Transformation Plan: The enterprise transformation is approximately 70% complete, with a focus on enhancing leadership and isolating underperforming areas.
Free Cash Flow Guidance: Free cash flow guidance is initiated at $14,000,000 to $16,000,000 for the year.
2025 Net Sales Guidance: Expected net sales between $430,000,000 to $460,000, reflecting current economic uncertainties.
Adjusted EBITDA Guidance: Reconfirming adjusted EBITDA guidance in the range of $53,000,000 to $63,000,000.
New Business Awards Guidance: New business wins guidance remains unchanged at $60,000,000 to $70,000,000.
Free Cash Flow Guidance: The company is initiating free cash flow guidance in the range of $14,000,000 to $16,000,000 for the year.
Cost Reduction Plan: NN Inc. is targeting a $15,000,000 cost reduction plan for 2025.
New Business Wins: The company expects $55,000,000 in new business wins ramping up during 2025.
Shareholder Return Plan: The company is focused on improving shareholder value through operational efficiency and cost reduction.
The earnings call presents mixed signals: while there are positive elements like improved working capital, new business wins, and a positive outlook for aerospace and defense, there are also negatives such as weaker performance in the Mobile Solutions segment and uncertainties in the power segment due to federal funding delays. Management's lack of clarity on certain financial strategies further tempers optimism. The Q&A revealed some concerns about volatile precious metal prices and the impact of facility rationalization. Overall, these factors balance out to a neutral sentiment.

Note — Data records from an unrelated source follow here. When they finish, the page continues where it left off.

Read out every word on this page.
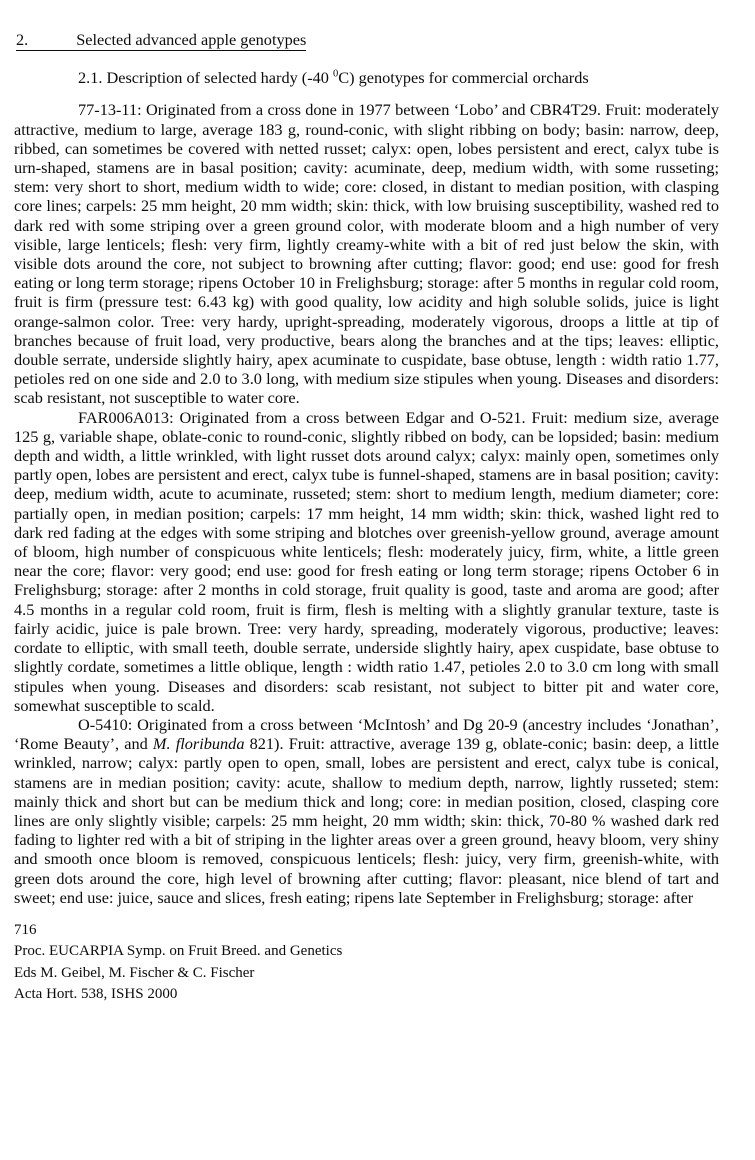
2.	Selected advanced apple genotypes
2.1. Description of selected hardy (-40 $^0$C) genotypes for commercial orchards

77-13-11: Originated from a cross done in 1977 between ‘Lobo’ and CBR4T29. Fruit: moderately attractive, medium to large, average 183 g, round-conic, with slight ribbing on body; basin: narrow, deep, ribbed, can sometimes be covered with netted russet; calyx: open, lobes persistent and erect, calyx tube is urn-shaped, stamens are in basal position; cavity: acuminate, deep, medium width, with some russeting; stem: very short to short, medium width to wide; core: closed, in distant to median position, with clasping core lines; carpels: 25 mm height, 20 mm width; skin: thick, with low bruising susceptibility, washed red to dark red with some striping over a green ground color, with moderate bloom and a high number of very visible, large lenticels; flesh: very firm, lightly creamy-white with a bit of red just below the skin, with visible dots around the core, not subject to browning after cutting; flavor: good; end use: good for fresh eating or long term storage; ripens October 10 in Frelighsburg; storage: after 5 months in regular cold room, fruit is firm (pressure test: 6.43 kg) with good quality, low acidity and high soluble solids, juice is light orange-salmon color. Tree: very hardy, upright-spreading, moderately vigorous, droops a little at tip of branches because of fruit load, very productive, bears along the branches and at the tips; leaves: elliptic, double serrate, underside slightly hairy, apex acuminate to cuspidate, base obtuse, length : width ratio 1.77, petioles red on one side and 2.0 to 3.0 long, with medium size stipules when young. Diseases and disorders: scab resistant, not susceptible to water core.

FAR006A013: Originated from a cross between Edgar and O-521. Fruit: medium size, average 125 g, variable shape, oblate-conic to round-conic, slightly ribbed on body, can be lopsided; basin: medium depth and width, a little wrinkled, with light russet dots around calyx; calyx: mainly open, sometimes only partly open, lobes are persistent and erect, calyx tube is funnel-shaped, stamens are in basal position; cavity: deep, medium width, acute to acuminate, russeted; stem: short to medium length, medium diameter; core: partially open, in median position; carpels: 17 mm height, 14 mm width; skin: thick, washed light red to dark red fading at the edges with some striping and blotches over greenish-yellow ground, average amount of bloom, high number of conspicuous white lenticels; flesh: moderately juicy, firm, white, a little green near the core; flavor: very good; end use: good for fresh eating or long term storage; ripens October 6 in Frelighsburg; storage: after 2 months in cold storage, fruit quality is good, taste and aroma are good; after 4.5 months in a regular cold room, fruit is firm, flesh is melting with a slightly granular texture, taste is fairly acidic, juice is pale brown. Tree: very hardy, spreading, moderately vigorous, productive; leaves: cordate to elliptic, with small teeth, double serrate, underside slightly hairy, apex cuspidate, base obtuse to slightly cordate, sometimes a little oblique, length : width ratio 1.47, petioles 2.0 to 3.0 cm long with small stipules when young. Diseases and disorders: scab resistant, not subject to bitter pit and water core, somewhat susceptible to scald.

O-5410: Originated from a cross between ‘McIntosh’ and Dg 20-9 (ancestry includes ‘Jonathan’, ‘Rome Beauty’, and M. floribunda 821). Fruit: attractive, average 139 g, oblate-conic; basin: deep, a little wrinkled, narrow; calyx: partly open to open, small, lobes are persistent and erect, calyx tube is conical, stamens are in median position; cavity: acute, shallow to medium depth, narrow, lightly russeted; stem: mainly thick and short but can be medium thick and long; core: in median position, closed, clasping core lines are only slightly visible; carpels: 25 mm height, 20 mm width; skin: thick, 70-80 % washed dark red fading to lighter red with a bit of striping in the lighter areas over a green ground, heavy bloom, very shiny and smooth once bloom is removed, conspicuous lenticels; flesh: juicy, very firm, greenish-white, with green dots around the core, high level of browning after cutting; flavor: pleasant, nice blend of tart and sweet; end use: juice, sauce and slices, fresh eating; ripens late September in Frelighsburg; storage: after

716
Proc. EUCARPIA Symp. on Fruit Breed. and Genetics
Eds M. Geibel, M. Fischer & C. Fischer
Acta Hort. 538, ISHS 2000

The earnings call presents a mixed but generally positive outlook. Key positive aspects include strong EBITDA growth, cost reductions, and new business wins. However, there are concerns about revenue guidance and market softness, particularly in residential sectors. The Q&A highlights growth opportunities in power generation and medical markets, with positive sentiment from analysts. Incremental margin improvements and strategic partnerships further support a positive sentiment. Despite some uncertainties, the overall sentiment leans towards positive due to the company's strategic focus and expected profitability improvements.
The earnings call reveals mixed signals. Financial performance shows declines in net sales and adjusted EBITDA, but cost reduction and operational improvements are positive. The Q&A highlights potential risks in supply chain, competition, and economic conditions, but also opportunities in new business wins and market expansion. Guidance is optimistic, but vague responses on plant closures and pipeline realization add uncertainty. The balance of positive and negative factors suggests a neutral stock price movement.
The earnings call highlights several concerns: declining net sales and EBITDA year-over-year, supply chain and economic challenges, and potential impacts from tariffs and market transitions. Despite cost reduction plans and some new business wins, the guidance reflects uncertainty, and management's lack of clarity on plant closures adds to investor apprehension. The automotive market's decline, coupled with weak immediate financial performance, suggests a negative sentiment, likely leading to a stock price decline in the near term.